Kadın örgütleriyle gerçekleştirdiğimiz ‘Kadınlar Konuşuyor!’ başlıklı röportaj dizimize devam ediyoruz. Dizimizin 4.bölümünde İlerici Kadınlar’dan Yard.Doç Meltem Kolgazi ile görüştük. Kadına çok yönlü saldırı olduğunu söyleyen Kolgazi, bu saldırıların üreticilerinin bugün iktidarda olduğunu belirtiyor.
Yard. Doç Meltem Kolgazi ile kadına yönelik saldırıları, çözüm önerilerini, Dilek Doğan cinayetinin nasıl değerlendirilmesi gerektiğini, pembe taksi uygulamasını, sosyalizm ve kadın mücadelesinin kesistiği noktaları konuştuk.
Röportaj: Cenk Bayoğulları
Foto: Dilek Sarıgül
RÖPORTAJLIK : Meltem Kolgazi kimdir?
Meltem Kolgazi (MK) : İstanbul Üniversitesi mezunuyum. Yüksek lisansımı ve doktoramı Marmara Üniversitesi Tıp Fakültesi Fizyoloji Anabilim Dalında yaptım. Şuanda Acıbadem Üniversitesi’nde Fizyoloji kürsüsünde Yardımcı Doçent olarak çalışıyorum. Çok uzun yıllardır çeşitli platformlarda sivil toplum örgütlerinde gönüllü olarak kadın mücadelesinde elimden geldiğince bir şeyler yapmaya çalışıyorum. Son 2 yıldır İlerici Kadınlar Meclisleri’nde çalışıyorum. Türkiye Koordinasyonumuz var. Onun bir üyesiyim.
İlerici Kadınlar’ın Kadın Hareketi İçerisindeki Yeri
RÖPORTAJLIK : İlerici Kadınlar, Türkiye’deki kadın hareketi içerisinde hangi konumda bulunuyor?
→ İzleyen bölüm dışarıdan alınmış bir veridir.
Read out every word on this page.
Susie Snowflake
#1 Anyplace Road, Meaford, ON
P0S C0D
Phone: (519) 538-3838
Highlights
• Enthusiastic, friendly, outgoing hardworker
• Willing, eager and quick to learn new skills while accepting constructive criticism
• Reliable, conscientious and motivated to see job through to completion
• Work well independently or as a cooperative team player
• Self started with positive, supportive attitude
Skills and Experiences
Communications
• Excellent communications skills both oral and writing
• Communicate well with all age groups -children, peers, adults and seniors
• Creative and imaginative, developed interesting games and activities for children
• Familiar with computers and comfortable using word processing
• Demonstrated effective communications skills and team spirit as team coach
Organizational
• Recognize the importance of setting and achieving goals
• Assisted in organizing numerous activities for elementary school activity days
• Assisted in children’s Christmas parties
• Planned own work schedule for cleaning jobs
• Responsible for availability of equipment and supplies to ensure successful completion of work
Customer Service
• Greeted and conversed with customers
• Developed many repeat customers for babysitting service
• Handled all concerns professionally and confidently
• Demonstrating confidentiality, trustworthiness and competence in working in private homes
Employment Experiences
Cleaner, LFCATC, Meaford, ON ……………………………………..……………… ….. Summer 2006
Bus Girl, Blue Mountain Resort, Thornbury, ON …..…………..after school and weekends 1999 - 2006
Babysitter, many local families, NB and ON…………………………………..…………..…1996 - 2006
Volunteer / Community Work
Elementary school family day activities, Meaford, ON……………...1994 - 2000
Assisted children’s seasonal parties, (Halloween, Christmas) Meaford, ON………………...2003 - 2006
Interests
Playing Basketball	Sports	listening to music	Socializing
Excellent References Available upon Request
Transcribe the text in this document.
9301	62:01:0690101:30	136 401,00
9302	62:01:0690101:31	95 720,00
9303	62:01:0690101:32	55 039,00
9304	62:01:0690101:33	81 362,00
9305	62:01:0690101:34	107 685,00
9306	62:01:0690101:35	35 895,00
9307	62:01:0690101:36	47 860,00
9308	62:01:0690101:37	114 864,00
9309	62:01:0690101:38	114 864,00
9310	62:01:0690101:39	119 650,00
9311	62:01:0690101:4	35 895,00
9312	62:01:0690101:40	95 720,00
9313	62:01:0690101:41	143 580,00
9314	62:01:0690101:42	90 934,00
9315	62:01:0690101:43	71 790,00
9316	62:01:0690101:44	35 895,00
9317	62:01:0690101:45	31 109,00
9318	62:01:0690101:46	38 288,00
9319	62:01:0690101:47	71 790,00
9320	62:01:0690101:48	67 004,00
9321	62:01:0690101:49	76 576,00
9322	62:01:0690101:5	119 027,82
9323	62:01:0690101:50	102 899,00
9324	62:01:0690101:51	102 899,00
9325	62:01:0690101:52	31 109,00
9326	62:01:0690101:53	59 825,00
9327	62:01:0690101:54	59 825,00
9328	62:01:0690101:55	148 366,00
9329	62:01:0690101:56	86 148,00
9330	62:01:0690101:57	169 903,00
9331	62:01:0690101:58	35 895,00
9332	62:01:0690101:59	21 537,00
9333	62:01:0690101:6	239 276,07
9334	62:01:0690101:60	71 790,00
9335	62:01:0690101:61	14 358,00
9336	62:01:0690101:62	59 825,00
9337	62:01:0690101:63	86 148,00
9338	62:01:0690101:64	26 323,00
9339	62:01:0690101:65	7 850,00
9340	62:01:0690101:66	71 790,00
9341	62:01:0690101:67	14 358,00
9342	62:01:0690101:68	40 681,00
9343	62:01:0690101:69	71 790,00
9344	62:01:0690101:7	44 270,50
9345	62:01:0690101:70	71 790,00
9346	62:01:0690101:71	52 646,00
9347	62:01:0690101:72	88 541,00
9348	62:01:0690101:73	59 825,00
MK : Türkiye’de kadın hareketlerine baktığımız zaman, ilk kadın partisi kurulması, Cumhuriyet döneminden sonra kadınların çeşitli platformlarda mücadele girişimleri, aydın mücadelesinde varlığını değerlendirdiğimizde çok eski gibi görünse de aslında 30’lu yıllardan 70’li yıllara kadar bir boşluk var. Bu dönemde örgütlü kadın mücadelesinden çok fazla bahsetmek mümkün değil. Daha sonra 70’li yıllarda İlerici Kadınlar Derneği deneyimi var. Sonrasında da 80’li yıllarda daha çok feminist kadın mücadelesinin arttığı ama onun yanında sosyalist örgütlerin kendi çalışmalarını yürüttüğü bir dönem geliyor. Bu çalışmaların hepsi, tabii ki çok değerli ve çok önemli… Biz özellikle kendimizi hem sosyalist geçmişi sahiplenen, hem de Türkiye’deki feminist kadın mücadelesine saygı duyarak bunların dışında, bunları da kapsayan ama yeni bir şey arayışında olan yeni bir oluşum olarak tarif ediyoruz. Bizim esas motivasyonumuz aslında Gezi süreciyle başladı. Öncesinde de Türkiye’de kadınların toplumsal olarak yine bir mücadele biçimi ve yeni bir mücadele kanalı arayışı vardı ve biz de buradan hareketle yola çıktık aslında. Kadınlar kendini son birkaç yıl içerisinde çok farklı şekillerde ifade etti. Kentsel dönüşüme karşı kadınların mahallelerindeki mücadelesi, doğanın talanına karşı kadınların mücadelesi, gerici baskıya karşı kadınların kendilerini ifade etmesi, kadınların bedenlerine karşı saldırılara, özellikle kürtaj gibi yasaklara karşı mücadelesi bizim bildiğimiz geleneksel mücadele biçimlerinin dışında yeni bir arayışın doğmasına neden oldu. Çünkü bu son 10 yıldır bizim bildiğimiz anlamda da kadınlara süreklileşen saldırının çok ötesinde topyekûn bir saldırıyla karşı karşıyayız. Artık kadınlar var olma, yaşama savaşı vermeye başladılar. Zaten bizim arayışımızla beraber Türkiye’de farklı arayışlar da ortaya çıktı. Sadece kadına yönelik şiddeti özellikle mücadele başlığı haline getiren, kadınların ciddi şekilde eğitimin dışına çıkarılması, son dönemde kadınların bedenine karşı müdahalesine, erkek egemen söyleme karşı bizim bildiğimiz feminist hareketlerin de dışında çok yeni ekipler var. Farklı bir mücadele arayışı içindeler. Biz de kendimize kadınların sokakta kendini yeni ifade biçimlerini kapsayan, büyüten, ileriye taşıyan bir yol çizmek istiyoruz. Öyle bir arayışla başladı İlerici Kadınlar.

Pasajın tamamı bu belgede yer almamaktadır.